The judges have to keep to the law, but they have also the Torah obligation to do mishpat tsedek. What i am saying is that some laws which apply to all people may have some degree of tolerance for the peoples' needs. My argument (which is not mainstream karaite) is that inui nefesh may be precisely that kind of law. How can all people have the same physical requirements placed on them if they are not of the same physical build? What f someone has type 2 diabetes or type 1 diabetes? You would simply say they shouldn't fast, so where is the inui nefesh? Maybe the injections they need to take? - KaraiteMarch 18, 2014 at 4:43 PMIf you want a more literalist approach, there is psalm 35;13
יג וַאֲנִי, בַּחֲלוֹתָם לְבוּשִׁי שָׂק-- עִנֵּיתִי בַצּוֹם נַפְשִׁי;
וּתְפִלָּתִי, עַל-חֵיקִי תָשׁוּב.
Thus the phrase, to afflict one's soul is given to mean to fast. - KaraiteMarch 18, 2014 at 4:52 PMIn Exodus 30 it says:
כג וְאַתָּה קַח-לְךָ, בְּשָׂמִים רֹאשׁ, מָר-דְּרוֹר חֲמֵשׁ מֵאוֹת, וְקִנְּמָן-בֶּשֶׂם מַחֲצִיתוֹ חֲמִשִּׁים וּמָאתָיִם; וּקְנֵה-בֹשֶׂם, חֲמִשִּׁים וּמָאתָיִם. 23 'Take thou also unto thee the chief spices, of flowing myrrh five hundred shekels, and of sweet cinnamon half so much, even two hundred and fifty, and of sweet calamus two hundred and fifty,
The problem is, that the rabbis claim the measure of cinnamon is 500, instead of the stated 250! That is deliberate tampering with the Law! - KaraiteMarch 18, 2014 at 7:19 PMfrom Amos 8: 5 Saying: 'When will the new moon be gone, that we may sell grain? and the sabbath, that we may set forth corn? making the ephah small, and the shekel great, and falsifying the balances of deceit;
Now this refers to the business that was not done on Shabbat. But the critique is aimed at those who cheat the people, by falsifying balances.
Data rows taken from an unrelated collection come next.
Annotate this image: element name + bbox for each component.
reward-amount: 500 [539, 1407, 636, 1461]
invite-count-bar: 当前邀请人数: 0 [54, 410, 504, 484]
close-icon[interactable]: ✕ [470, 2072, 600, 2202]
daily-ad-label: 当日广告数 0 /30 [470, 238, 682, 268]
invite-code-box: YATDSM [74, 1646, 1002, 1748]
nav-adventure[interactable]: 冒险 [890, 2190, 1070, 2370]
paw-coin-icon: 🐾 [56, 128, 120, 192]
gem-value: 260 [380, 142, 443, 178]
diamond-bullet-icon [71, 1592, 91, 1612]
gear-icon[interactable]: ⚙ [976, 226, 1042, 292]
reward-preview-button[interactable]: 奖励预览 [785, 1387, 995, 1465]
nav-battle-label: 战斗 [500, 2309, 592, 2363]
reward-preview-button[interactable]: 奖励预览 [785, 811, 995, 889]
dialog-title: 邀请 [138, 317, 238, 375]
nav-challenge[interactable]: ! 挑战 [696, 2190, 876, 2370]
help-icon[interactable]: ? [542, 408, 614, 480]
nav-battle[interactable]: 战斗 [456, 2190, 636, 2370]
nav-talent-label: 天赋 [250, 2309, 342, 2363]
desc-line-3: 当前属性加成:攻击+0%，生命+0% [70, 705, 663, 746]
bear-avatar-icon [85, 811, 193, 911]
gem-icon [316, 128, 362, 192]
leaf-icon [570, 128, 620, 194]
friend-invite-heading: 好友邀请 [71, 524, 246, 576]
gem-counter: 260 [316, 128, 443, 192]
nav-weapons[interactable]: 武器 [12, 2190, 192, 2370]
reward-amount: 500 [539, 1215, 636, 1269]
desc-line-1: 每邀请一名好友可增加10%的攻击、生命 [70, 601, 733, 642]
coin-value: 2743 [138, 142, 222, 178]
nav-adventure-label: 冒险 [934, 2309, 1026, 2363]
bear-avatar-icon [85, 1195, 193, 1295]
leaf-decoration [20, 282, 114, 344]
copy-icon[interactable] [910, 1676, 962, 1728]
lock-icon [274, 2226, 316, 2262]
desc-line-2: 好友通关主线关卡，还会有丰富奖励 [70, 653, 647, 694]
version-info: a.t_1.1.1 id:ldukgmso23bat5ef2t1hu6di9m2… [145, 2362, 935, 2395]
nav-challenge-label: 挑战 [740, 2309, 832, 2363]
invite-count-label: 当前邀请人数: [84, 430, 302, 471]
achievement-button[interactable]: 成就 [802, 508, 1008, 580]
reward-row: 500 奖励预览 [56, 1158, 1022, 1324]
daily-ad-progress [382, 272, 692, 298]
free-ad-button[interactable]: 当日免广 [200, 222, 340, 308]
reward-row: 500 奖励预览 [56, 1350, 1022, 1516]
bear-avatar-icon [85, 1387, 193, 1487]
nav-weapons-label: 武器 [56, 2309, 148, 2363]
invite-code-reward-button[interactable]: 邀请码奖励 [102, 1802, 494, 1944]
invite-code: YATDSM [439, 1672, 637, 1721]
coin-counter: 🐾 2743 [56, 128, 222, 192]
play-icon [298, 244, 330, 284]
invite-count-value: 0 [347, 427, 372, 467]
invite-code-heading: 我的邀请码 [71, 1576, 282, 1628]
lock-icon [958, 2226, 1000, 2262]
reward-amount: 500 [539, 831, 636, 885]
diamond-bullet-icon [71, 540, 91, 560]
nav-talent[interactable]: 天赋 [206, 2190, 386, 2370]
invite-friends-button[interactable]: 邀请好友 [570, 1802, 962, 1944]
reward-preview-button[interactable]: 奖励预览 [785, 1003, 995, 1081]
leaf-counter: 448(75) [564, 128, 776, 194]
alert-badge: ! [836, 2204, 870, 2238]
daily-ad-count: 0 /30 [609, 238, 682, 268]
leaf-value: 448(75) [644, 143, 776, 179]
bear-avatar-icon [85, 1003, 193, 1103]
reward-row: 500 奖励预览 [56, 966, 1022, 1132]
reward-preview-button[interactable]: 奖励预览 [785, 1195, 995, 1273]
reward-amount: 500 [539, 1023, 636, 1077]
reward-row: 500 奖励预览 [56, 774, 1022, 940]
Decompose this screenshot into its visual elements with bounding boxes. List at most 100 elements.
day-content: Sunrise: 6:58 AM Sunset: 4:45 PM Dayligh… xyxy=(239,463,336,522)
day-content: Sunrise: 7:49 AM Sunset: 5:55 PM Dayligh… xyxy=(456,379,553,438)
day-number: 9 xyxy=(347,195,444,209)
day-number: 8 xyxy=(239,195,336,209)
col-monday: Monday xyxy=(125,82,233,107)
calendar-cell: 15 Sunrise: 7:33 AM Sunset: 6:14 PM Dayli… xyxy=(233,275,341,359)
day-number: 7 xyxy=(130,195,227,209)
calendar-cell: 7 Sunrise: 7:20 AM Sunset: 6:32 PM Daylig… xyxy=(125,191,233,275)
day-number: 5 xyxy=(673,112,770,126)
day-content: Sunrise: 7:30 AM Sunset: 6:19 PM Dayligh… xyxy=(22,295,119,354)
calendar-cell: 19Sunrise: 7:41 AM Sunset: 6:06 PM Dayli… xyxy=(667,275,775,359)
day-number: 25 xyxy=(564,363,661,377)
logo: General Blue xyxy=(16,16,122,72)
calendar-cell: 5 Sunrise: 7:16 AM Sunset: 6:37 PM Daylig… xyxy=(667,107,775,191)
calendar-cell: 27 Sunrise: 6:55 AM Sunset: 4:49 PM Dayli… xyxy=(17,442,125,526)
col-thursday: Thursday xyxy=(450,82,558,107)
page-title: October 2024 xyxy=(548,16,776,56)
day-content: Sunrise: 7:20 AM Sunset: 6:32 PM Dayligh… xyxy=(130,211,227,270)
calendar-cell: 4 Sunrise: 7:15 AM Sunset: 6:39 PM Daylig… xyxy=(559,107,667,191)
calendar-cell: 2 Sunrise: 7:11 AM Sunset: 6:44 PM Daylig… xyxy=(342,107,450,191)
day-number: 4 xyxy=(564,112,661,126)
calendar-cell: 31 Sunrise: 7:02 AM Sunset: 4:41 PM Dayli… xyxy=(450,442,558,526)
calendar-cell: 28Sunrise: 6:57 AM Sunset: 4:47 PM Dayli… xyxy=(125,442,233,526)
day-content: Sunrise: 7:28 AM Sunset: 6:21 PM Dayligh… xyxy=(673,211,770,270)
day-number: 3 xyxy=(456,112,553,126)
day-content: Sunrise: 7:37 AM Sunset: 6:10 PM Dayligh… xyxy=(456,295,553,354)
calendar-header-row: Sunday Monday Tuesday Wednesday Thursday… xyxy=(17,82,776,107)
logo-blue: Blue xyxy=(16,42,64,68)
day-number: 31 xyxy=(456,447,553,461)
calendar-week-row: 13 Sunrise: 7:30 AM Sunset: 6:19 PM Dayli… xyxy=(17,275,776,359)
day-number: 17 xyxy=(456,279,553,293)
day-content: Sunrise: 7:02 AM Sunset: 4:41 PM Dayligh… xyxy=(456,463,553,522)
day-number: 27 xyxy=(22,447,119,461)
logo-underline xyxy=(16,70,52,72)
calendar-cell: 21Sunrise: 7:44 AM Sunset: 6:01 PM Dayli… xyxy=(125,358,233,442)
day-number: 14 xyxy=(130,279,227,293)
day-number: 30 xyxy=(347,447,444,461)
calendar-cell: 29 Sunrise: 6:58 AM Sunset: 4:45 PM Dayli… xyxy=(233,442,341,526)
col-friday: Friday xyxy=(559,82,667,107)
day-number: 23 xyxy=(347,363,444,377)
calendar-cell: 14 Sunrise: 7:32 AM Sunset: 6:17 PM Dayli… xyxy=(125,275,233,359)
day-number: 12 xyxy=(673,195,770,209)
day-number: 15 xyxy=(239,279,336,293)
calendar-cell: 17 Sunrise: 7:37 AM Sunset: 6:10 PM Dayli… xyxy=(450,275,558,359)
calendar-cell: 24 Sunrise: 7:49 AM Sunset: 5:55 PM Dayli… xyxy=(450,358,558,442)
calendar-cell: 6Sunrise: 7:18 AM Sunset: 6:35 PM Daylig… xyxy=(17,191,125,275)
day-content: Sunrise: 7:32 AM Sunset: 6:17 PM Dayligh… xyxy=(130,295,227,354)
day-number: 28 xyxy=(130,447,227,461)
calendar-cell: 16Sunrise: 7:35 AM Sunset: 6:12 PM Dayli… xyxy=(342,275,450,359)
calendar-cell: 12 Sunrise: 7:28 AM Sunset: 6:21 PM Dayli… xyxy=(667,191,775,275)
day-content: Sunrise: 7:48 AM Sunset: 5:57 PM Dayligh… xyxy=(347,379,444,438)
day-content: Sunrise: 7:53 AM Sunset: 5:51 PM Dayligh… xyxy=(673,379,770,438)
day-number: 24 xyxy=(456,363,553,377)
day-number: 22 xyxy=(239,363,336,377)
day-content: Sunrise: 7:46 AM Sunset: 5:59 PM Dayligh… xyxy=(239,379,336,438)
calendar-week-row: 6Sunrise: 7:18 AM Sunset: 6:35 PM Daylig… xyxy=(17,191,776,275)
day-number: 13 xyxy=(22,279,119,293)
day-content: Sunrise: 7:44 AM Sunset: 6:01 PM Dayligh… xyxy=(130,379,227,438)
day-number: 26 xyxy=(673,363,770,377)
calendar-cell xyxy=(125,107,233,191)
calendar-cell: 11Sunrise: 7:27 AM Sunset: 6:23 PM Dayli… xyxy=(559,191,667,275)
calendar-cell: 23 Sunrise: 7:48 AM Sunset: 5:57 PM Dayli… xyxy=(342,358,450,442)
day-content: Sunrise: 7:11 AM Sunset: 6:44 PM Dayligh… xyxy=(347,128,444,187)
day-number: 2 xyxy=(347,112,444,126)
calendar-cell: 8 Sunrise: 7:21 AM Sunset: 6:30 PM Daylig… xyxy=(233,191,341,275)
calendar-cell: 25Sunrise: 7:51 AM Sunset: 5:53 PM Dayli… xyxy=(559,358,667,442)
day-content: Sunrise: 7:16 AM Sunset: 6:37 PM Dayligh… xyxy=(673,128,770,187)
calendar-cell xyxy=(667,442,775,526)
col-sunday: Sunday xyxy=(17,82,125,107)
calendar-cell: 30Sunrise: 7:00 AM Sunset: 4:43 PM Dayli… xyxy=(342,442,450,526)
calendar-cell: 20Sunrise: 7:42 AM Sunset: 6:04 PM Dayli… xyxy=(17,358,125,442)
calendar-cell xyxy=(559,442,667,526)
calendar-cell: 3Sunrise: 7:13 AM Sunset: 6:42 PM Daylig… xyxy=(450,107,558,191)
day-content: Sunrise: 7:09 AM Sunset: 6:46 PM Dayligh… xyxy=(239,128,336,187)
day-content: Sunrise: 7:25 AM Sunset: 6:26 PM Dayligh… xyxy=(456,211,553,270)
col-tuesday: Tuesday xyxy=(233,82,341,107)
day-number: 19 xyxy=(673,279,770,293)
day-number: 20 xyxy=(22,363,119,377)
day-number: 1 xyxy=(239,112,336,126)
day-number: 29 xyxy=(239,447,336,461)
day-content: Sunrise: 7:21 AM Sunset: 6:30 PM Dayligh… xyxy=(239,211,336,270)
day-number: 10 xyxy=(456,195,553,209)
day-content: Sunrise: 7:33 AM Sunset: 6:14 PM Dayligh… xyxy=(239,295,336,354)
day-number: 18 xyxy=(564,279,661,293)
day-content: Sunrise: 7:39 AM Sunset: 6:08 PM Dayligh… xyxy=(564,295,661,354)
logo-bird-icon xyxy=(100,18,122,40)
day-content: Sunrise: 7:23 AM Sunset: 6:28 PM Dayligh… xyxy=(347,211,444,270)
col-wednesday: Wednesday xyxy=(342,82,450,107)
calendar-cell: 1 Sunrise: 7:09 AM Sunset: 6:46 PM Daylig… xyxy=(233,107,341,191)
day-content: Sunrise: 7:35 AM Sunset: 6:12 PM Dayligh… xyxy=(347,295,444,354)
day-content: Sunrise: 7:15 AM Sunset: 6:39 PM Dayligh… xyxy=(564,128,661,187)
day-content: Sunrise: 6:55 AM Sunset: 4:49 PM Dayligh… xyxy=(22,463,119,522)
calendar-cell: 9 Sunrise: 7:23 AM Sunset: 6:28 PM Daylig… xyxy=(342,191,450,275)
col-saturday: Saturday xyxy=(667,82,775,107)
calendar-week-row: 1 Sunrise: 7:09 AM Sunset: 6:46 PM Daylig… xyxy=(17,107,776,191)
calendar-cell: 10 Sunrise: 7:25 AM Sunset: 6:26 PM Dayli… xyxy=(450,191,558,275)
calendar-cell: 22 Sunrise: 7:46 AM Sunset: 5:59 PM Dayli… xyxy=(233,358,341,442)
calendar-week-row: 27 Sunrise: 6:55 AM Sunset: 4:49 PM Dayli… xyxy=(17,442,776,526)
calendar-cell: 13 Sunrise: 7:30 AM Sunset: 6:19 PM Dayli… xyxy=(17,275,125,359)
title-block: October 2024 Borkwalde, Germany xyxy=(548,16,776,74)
It was your mentors, the Rabbis who brought this to every aspect of jewish life. Weather falsifying the balances / weights of the holy spices of the temple; falsifying time, eg the mis-counting of the Omer; imposing harsher laws and adding to the Torah, thus diminishing the freedom of Israel. Adding thousands of restrictions on everything from food to menstruation. - KaraiteMarch 19, 2014 at 5:20 AMI actually thought of a good stira to your claims. You ask for "definitions" of work. The torah gives definitions, in general, e.g. the work that people do 6 days a week. The Torah is not the dept of Employment to list 100K types of labor. The rabbis made up 39 types of physical actions. But according to your rabbis, writing is not forbidden by the Torah, and is only d'rabbanan. So any kind of labor hat entails writing, eg accounting, office work, and even architectural drawings, are - according to your chaps, permitted d'oraita! This is despite the torah clearly forbidding us to carry out our weekly labors on shabbat! what an ironic joke about your so-called "melachos".
- KaraiteApril 1, 2014 at 7:46 AMJoshua 1:
7 Only be strong and very courageous, to observe to do according to all the law, which Moses My servant commanded thee; turn not from it to the right hand or to the left, that thou mayest have good success whithersoever thou goest.
8 This book of the law shall not depart out of thy mouth, but thou shalt meditate therein day and night, that thou mayest observe to do according to all that is written therein; for then thou shalt make thy ways prosperous, and then thou shalt have good success.